Murder. That’s what she had on her mind. Murder. And in the final stages of planning. The cards in Chiri’s hand raised the volume of their song and called the woman in.
Another one who required help before her life turned to the grey of the void.
It was early. Most of the market stall-holders were in the noisy process of setting up. Saturday. Camberwell car-park markets. The congruence of the power of the five-intersecting roads that hid the line of power directly beneath the earth. The lines that held Chiri in this place until she found the way out, or through, or between.
This woman wasn’t a stall-holder. Probably not even a local. Maybe wondering why she was here. The lilting melody of the siren-song of the cards called them to this place. Just like Chiri, they didn’t have the option of ignorance. Obey, or suffer.

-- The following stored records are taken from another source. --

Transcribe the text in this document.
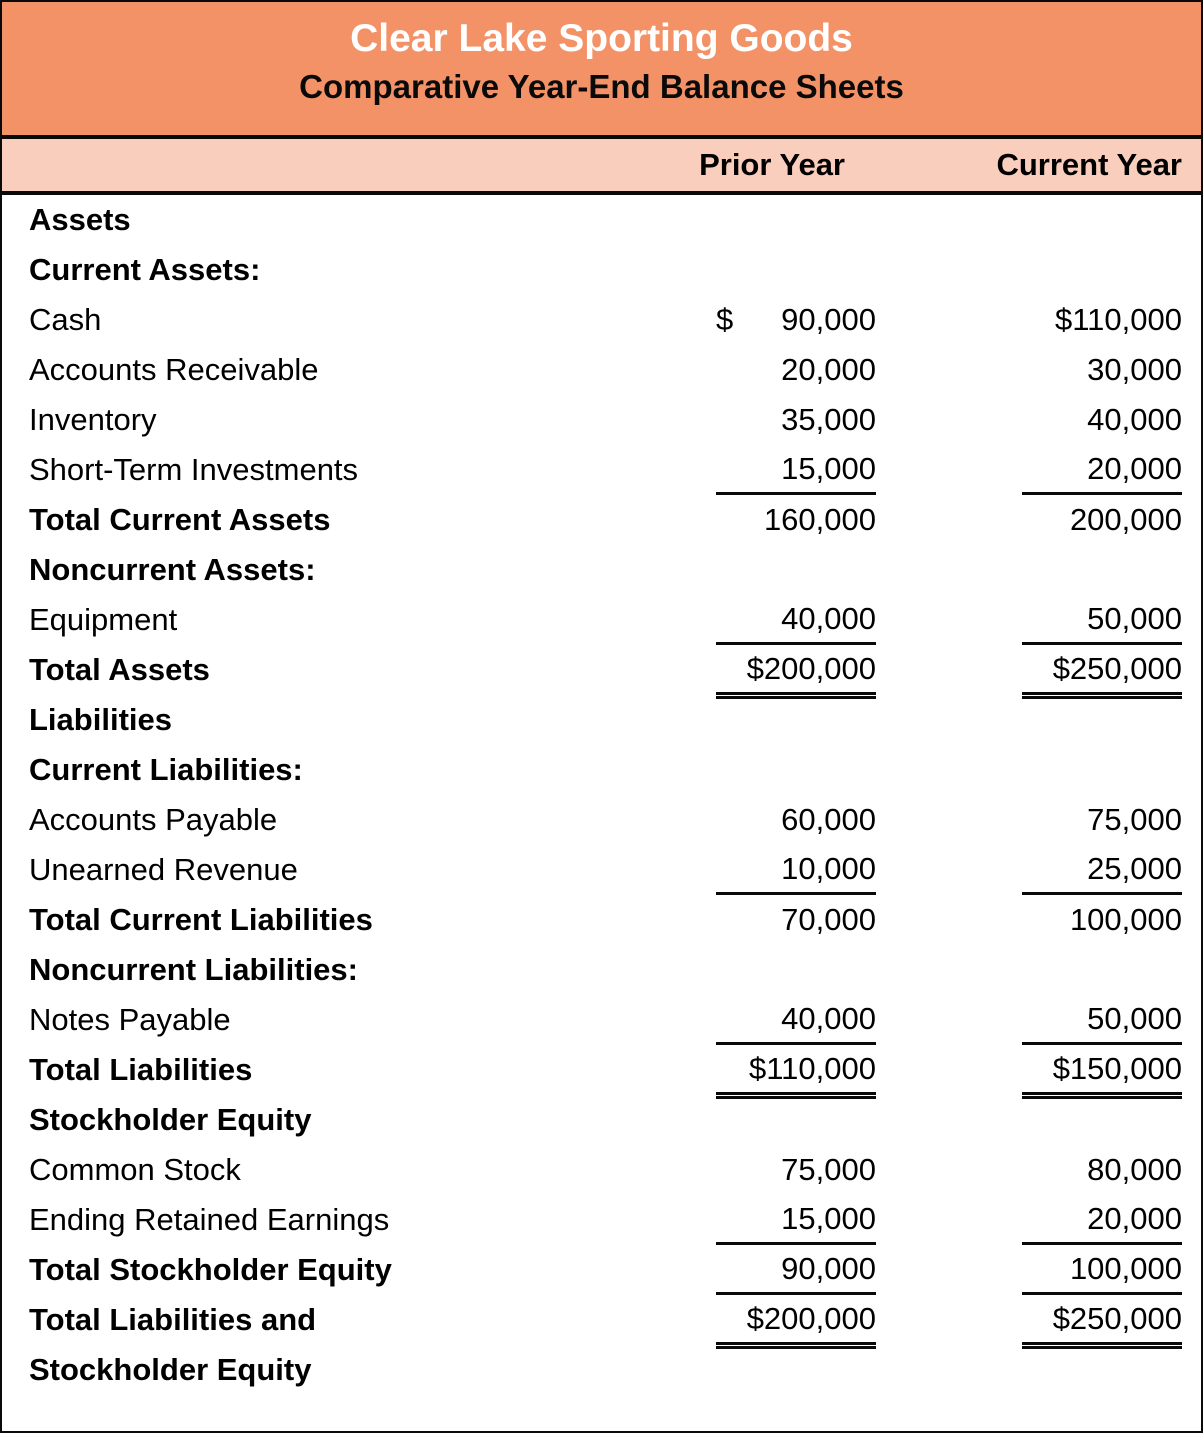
Clear Lake Sporting Goods
Comparative Year-End Balance Sheets
Prior Year	Current Year
Assets
Current Assets:
Cash	$ 90,000	$110,000
Accounts Receivable	20,000	30,000
Inventory	35,000	40,000
Short-Term Investments	15,000	20,000
Total Current Assets	160,000	200,000
Noncurrent Assets:
Equipment	40,000	50,000
Total Assets	$200,000	$250,000
Liabilities
Current Liabilities:
Accounts Payable	60,000	75,000
Unearned Revenue	10,000	25,000
Total Current Liabilities	70,000	100,000
Noncurrent Liabilities:
Notes Payable	40,000	50,000
Total Liabilities	$110,000	$150,000
Stockholder Equity
Common Stock	75,000	80,000
Ending Retained Earnings	15,000	20,000
Total Stockholder Equity	90,000	100,000
Total Liabilities and	$200,000	$250,000
Stockholder Equity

So many needy people. Desperate people. Chiri couldn’t ignore them. The cards wouldn’t let her. They were the only link that held the connection to the thing Chiri needed most. She was a slave to the dictates of the cards until she found her daughter, Saffo, and brought her home.
Wherever that may be. Whenever that turned out to be.
“Hi,” the woman said as she ducked under the curtained doorway of the stall that contained Chiri, the small timber table, and two chairs.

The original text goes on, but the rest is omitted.